What is important here to stress is that Julius Streicher was not a member of the military. He was not a typical person prosecuted for international war crimes, given his civilian profession. He was not part of planning the Holocaust, the invasion of Poland, or the Soviet invasion. Yet his role in inciting the extermination of Jews was significant enough, in the prosecutors’ judgment, to include him in the indictment.
I earnestly hope that one day the Buddhist hate provocateurs like Wirathu, Aye Chan and Khin Maung Saw and others would be tried in the International Criminal Court for inciting genocide against the Rohingyas of Myanmar. Surely, they know and understand what they are doing and the consequences thereof.
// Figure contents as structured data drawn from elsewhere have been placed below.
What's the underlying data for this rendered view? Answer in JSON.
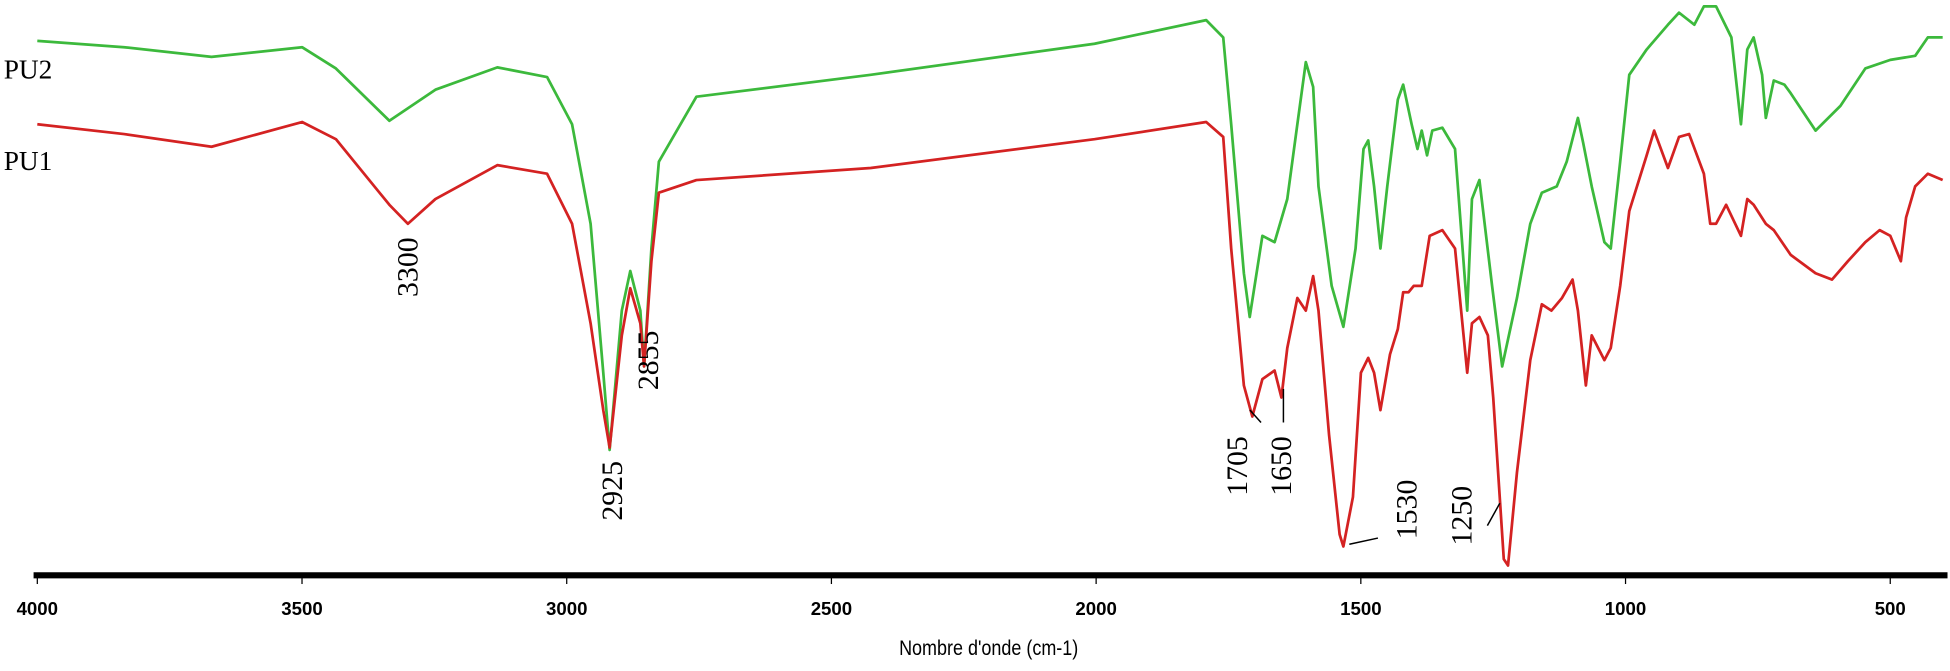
{
  "chart_data": {
    "type": "line",
    "title": "",
    "xlabel": "Nombre d'onde (cm-1)",
    "ylabel": "",
    "xlim": [
      4000,
      400
    ],
    "x_reversed": true,
    "ylim": [
      0,
      100
    ],
    "y_axis_shown": false,
    "grid": false,
    "xticks": [
      4000,
      3500,
      3000,
      2500,
      2000,
      1500,
      1000,
      500
    ],
    "xtick_labels": [
      "4000",
      "3500",
      "3000",
      "2500",
      "2000",
      "1500",
      "1000",
      "500"
    ],
    "series": [
      {
        "name": "PU2",
        "color": "#3cb93c",
        "points": [
          [
            4000,
            92.9
          ],
          [
            3836,
            91.8
          ],
          [
            3671,
            90.1
          ],
          [
            3500,
            91.8
          ],
          [
            3436,
            88.1
          ],
          [
            3335,
            79.0
          ],
          [
            3248,
            84.4
          ],
          [
            3131,
            88.3
          ],
          [
            3037,
            86.6
          ],
          [
            2990,
            78.4
          ],
          [
            2955,
            61.1
          ],
          [
            2931,
            35.2
          ],
          [
            2919,
            21.8
          ],
          [
            2896,
            46.0
          ],
          [
            2880,
            52.9
          ],
          [
            2861,
            46.0
          ],
          [
            2854,
            36.3
          ],
          [
            2840,
            56.8
          ],
          [
            2826,
            71.9
          ],
          [
            2755,
            83.2
          ],
          [
            2426,
            87.0
          ],
          [
            2003,
            92.4
          ],
          [
            1792,
            96.5
          ],
          [
            1760,
            93.5
          ],
          [
            1745,
            78.4
          ],
          [
            1721,
            52.5
          ],
          [
            1710,
            44.9
          ],
          [
            1686,
            59.0
          ],
          [
            1663,
            57.9
          ],
          [
            1639,
            65.4
          ],
          [
            1620,
            78.4
          ],
          [
            1604,
            89.2
          ],
          [
            1590,
            84.9
          ],
          [
            1580,
            67.6
          ],
          [
            1555,
            50.3
          ],
          [
            1533,
            43.2
          ],
          [
            1510,
            56.8
          ],
          [
            1495,
            74.1
          ],
          [
            1486,
            75.6
          ],
          [
            1475,
            67.6
          ],
          [
            1463,
            56.8
          ],
          [
            1450,
            67.6
          ],
          [
            1430,
            82.7
          ],
          [
            1420,
            85.3
          ],
          [
            1404,
            78.4
          ],
          [
            1393,
            74.1
          ],
          [
            1385,
            77.3
          ],
          [
            1375,
            73.0
          ],
          [
            1365,
            77.3
          ],
          [
            1346,
            77.8
          ],
          [
            1322,
            74.1
          ],
          [
            1299,
            46.0
          ],
          [
            1290,
            65.4
          ],
          [
            1276,
            68.7
          ],
          [
            1252,
            50.3
          ],
          [
            1233,
            36.3
          ],
          [
            1205,
            48.2
          ],
          [
            1180,
            61.1
          ],
          [
            1158,
            66.5
          ],
          [
            1130,
            67.6
          ],
          [
            1111,
            71.9
          ],
          [
            1090,
            79.5
          ],
          [
            1080,
            75.2
          ],
          [
            1064,
            67.6
          ],
          [
            1040,
            57.9
          ],
          [
            1028,
            56.8
          ],
          [
            1010,
            71.9
          ],
          [
            993,
            87.0
          ],
          [
            960,
            91.4
          ],
          [
            920,
            95.7
          ],
          [
            899,
            97.8
          ],
          [
            870,
            95.7
          ],
          [
            852,
            98.9
          ],
          [
            829,
            98.9
          ],
          [
            800,
            93.5
          ],
          [
            782,
            78.4
          ],
          [
            770,
            91.4
          ],
          [
            758,
            93.5
          ],
          [
            742,
            87.0
          ],
          [
            735,
            79.5
          ],
          [
            720,
            86.0
          ],
          [
            700,
            85.3
          ],
          [
            688,
            83.8
          ],
          [
            641,
            77.3
          ],
          [
            594,
            81.6
          ],
          [
            547,
            88.1
          ],
          [
            500,
            89.6
          ],
          [
            453,
            90.3
          ],
          [
            429,
            93.5
          ],
          [
            401,
            93.5
          ]
        ]
      },
      {
        "name": "PU1",
        "color": "#d42222",
        "points": [
          [
            4000,
            78.4
          ],
          [
            3836,
            76.7
          ],
          [
            3671,
            74.5
          ],
          [
            3500,
            78.8
          ],
          [
            3436,
            75.8
          ],
          [
            3335,
            64.4
          ],
          [
            3300,
            61.1
          ],
          [
            3248,
            65.4
          ],
          [
            3131,
            71.3
          ],
          [
            3037,
            69.8
          ],
          [
            2990,
            61.1
          ],
          [
            2955,
            43.8
          ],
          [
            2931,
            28.7
          ],
          [
            2919,
            22.2
          ],
          [
            2896,
            41.7
          ],
          [
            2880,
            49.9
          ],
          [
            2861,
            43.8
          ],
          [
            2854,
            36.3
          ],
          [
            2840,
            54.6
          ],
          [
            2826,
            66.5
          ],
          [
            2755,
            68.7
          ],
          [
            2426,
            70.8
          ],
          [
            2003,
            75.8
          ],
          [
            1792,
            78.8
          ],
          [
            1760,
            76.2
          ],
          [
            1745,
            56.8
          ],
          [
            1721,
            33.0
          ],
          [
            1705,
            27.6
          ],
          [
            1686,
            34.1
          ],
          [
            1663,
            35.6
          ],
          [
            1650,
            30.9
          ],
          [
            1639,
            39.5
          ],
          [
            1620,
            48.2
          ],
          [
            1604,
            46.0
          ],
          [
            1590,
            52.0
          ],
          [
            1580,
            46.0
          ],
          [
            1560,
            24.4
          ],
          [
            1540,
            7.1
          ],
          [
            1533,
            5.0
          ],
          [
            1515,
            13.6
          ],
          [
            1500,
            35.2
          ],
          [
            1486,
            37.8
          ],
          [
            1475,
            35.2
          ],
          [
            1463,
            28.7
          ],
          [
            1445,
            38.4
          ],
          [
            1430,
            42.8
          ],
          [
            1420,
            49.2
          ],
          [
            1410,
            49.2
          ],
          [
            1400,
            50.3
          ],
          [
            1385,
            50.3
          ],
          [
            1370,
            59.0
          ],
          [
            1346,
            60.0
          ],
          [
            1322,
            56.8
          ],
          [
            1299,
            35.2
          ],
          [
            1290,
            43.8
          ],
          [
            1276,
            44.9
          ],
          [
            1260,
            41.7
          ],
          [
            1250,
            30.9
          ],
          [
            1230,
            2.8
          ],
          [
            1222,
            1.7
          ],
          [
            1205,
            17.9
          ],
          [
            1180,
            37.4
          ],
          [
            1158,
            47.1
          ],
          [
            1140,
            46.0
          ],
          [
            1120,
            48.2
          ],
          [
            1100,
            51.4
          ],
          [
            1090,
            46.0
          ],
          [
            1075,
            33.0
          ],
          [
            1064,
            41.7
          ],
          [
            1040,
            37.4
          ],
          [
            1028,
            39.5
          ],
          [
            1010,
            50.3
          ],
          [
            993,
            63.3
          ],
          [
            960,
            73.0
          ],
          [
            946,
            77.3
          ],
          [
            920,
            70.8
          ],
          [
            899,
            76.2
          ],
          [
            880,
            76.7
          ],
          [
            852,
            69.8
          ],
          [
            840,
            61.1
          ],
          [
            829,
            61.1
          ],
          [
            810,
            64.4
          ],
          [
            782,
            59.0
          ],
          [
            770,
            65.4
          ],
          [
            758,
            64.4
          ],
          [
            735,
            61.1
          ],
          [
            720,
            60.0
          ],
          [
            688,
            55.7
          ],
          [
            641,
            52.5
          ],
          [
            610,
            51.4
          ],
          [
            580,
            54.6
          ],
          [
            547,
            57.9
          ],
          [
            520,
            60.0
          ],
          [
            500,
            59.0
          ],
          [
            480,
            54.6
          ],
          [
            470,
            62.2
          ],
          [
            453,
            67.6
          ],
          [
            429,
            69.8
          ],
          [
            401,
            68.7
          ]
        ]
      }
    ],
    "annotations": [
      {
        "text": "3300",
        "wavenumber": 3300
      },
      {
        "text": "2925",
        "wavenumber": 2925
      },
      {
        "text": "2855",
        "wavenumber": 2855
      },
      {
        "text": "1705",
        "wavenumber": 1705
      },
      {
        "text": "1650",
        "wavenumber": 1650
      },
      {
        "text": "1530",
        "wavenumber": 1530
      },
      {
        "text": "1250",
        "wavenumber": 1250
      }
    ]
  }
}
I hope that world community will demand not only the restoration of the ethnic and citizenship rights of the Rohingya community in Myanmar by repealing discriminatory xenophobic laws that are at odds with international and UN laws but also demand for protective status for them as an endangered community in the northern Arakan, their ancestral homeland. Anything short of these remedial measures will simply make them an extinct community.